Wednesday, November 13, 2024

Midnight-spirit! (Part 1 of 2)

 Midnight spirit!
 
Mountain shadows shade to deep purple in dark seeping hours after midnight when the desert sands cool-out in a blue-black silver pin light canopy as cool wind favors toward a cold chill.

Cabin sized rounded boulders in a giant jumble reflect indirect starlight illumining softness; nature’s own magician’s trick-of-misdirection disguising the cold, hard reality of unkempt chaos of the strewn gargantuans suggesting a vacant logical order to the enigma. They invite “fun” for the climbing and exploring to any of a curious purpose filled with Appreciation for an awesome adventure. The shapes and shadows, a black-white daguerreotype wraith-of-stealth in the near-of-darkness, like nectar to the ambitious bee, tempts a yearning, demanding satisfaction-of-the-spirit desire. A silent ancient spirit portal-call of the Anasazi to awaken Appreciation before it is, indeed, soon-too-late for innocent curiosity to defy coming sophisticated adult negative reasoning thus demanding a proper consideration of logic to affirm some accepted behavior.
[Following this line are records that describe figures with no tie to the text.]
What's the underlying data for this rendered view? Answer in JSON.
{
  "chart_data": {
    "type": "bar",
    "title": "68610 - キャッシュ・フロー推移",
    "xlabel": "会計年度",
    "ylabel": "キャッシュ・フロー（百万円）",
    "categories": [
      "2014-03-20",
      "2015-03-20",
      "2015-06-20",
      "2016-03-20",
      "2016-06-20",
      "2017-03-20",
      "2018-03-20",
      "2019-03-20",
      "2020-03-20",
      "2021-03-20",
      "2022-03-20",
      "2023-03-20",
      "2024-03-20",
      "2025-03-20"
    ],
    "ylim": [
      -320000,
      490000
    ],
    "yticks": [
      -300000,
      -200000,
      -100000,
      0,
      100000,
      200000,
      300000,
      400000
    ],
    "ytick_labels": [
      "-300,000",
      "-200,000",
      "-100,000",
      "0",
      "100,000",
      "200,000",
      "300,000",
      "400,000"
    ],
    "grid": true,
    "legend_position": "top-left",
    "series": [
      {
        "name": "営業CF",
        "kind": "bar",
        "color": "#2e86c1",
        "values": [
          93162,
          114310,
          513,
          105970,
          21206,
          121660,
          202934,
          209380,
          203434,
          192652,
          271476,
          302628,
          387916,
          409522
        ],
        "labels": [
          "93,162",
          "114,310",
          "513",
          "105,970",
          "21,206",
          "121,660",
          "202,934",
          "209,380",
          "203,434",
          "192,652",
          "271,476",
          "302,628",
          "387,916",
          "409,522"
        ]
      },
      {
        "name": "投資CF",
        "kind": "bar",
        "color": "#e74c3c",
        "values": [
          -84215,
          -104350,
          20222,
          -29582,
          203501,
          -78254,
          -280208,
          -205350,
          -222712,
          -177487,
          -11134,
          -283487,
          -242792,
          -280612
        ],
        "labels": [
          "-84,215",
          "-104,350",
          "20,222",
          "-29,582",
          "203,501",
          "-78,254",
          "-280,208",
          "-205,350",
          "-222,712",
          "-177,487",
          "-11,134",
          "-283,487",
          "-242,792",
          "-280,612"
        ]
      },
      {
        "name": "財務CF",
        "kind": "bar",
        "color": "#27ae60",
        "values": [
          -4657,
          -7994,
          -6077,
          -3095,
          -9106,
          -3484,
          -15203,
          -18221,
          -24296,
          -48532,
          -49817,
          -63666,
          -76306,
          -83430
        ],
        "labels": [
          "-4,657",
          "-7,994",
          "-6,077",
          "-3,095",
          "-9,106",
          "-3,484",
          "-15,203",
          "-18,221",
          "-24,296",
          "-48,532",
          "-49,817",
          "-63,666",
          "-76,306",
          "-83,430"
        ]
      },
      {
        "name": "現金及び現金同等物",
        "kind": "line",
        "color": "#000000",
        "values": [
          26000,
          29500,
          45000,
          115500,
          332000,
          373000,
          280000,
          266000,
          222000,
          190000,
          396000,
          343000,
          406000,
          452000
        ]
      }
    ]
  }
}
Refined ears perked in a forward attention at the piqued-note howl of a lonesome coyote skulking in the grey shaded-shadows of obfuscated foothills issuing a lamenting reverie for a hopeful sought-after mate or the recall to a scattered pack of kin and cousins offering a “meeting-of-the-minds” to entertain a hunting foray en-masse though the usual modus-operandi of the species requires stealth in aloof aloneness in the fun chase of some quarry.


Sa-kam-ta
instinctively processed the “howl” instantly determining its direction and distance along with a translation-in-meaning to the intent of the eerie call-in-the-night.
The mountain bred mustang flared wide nostrils testing the proximate aromas hanging on cold, thin air immediately concluding nothing amiss in his immediacy, as he had well anticipated and expected; the wild “dog” was at least a half-mile off, across the wide arroyo, sitting on a shadowed-boulder surveying his immediate surroundings as he surveilled the rugged terrain for a rabbit or rodent which might well serve as “dinner” or simply waiting to slake a thirst from the stream. Sometimes, Sa-kam-ta knew, intuitively, the wild in the coyote simply demanded a “howl”-in-the-night to forestall a feeling of total loneliness and abandonment.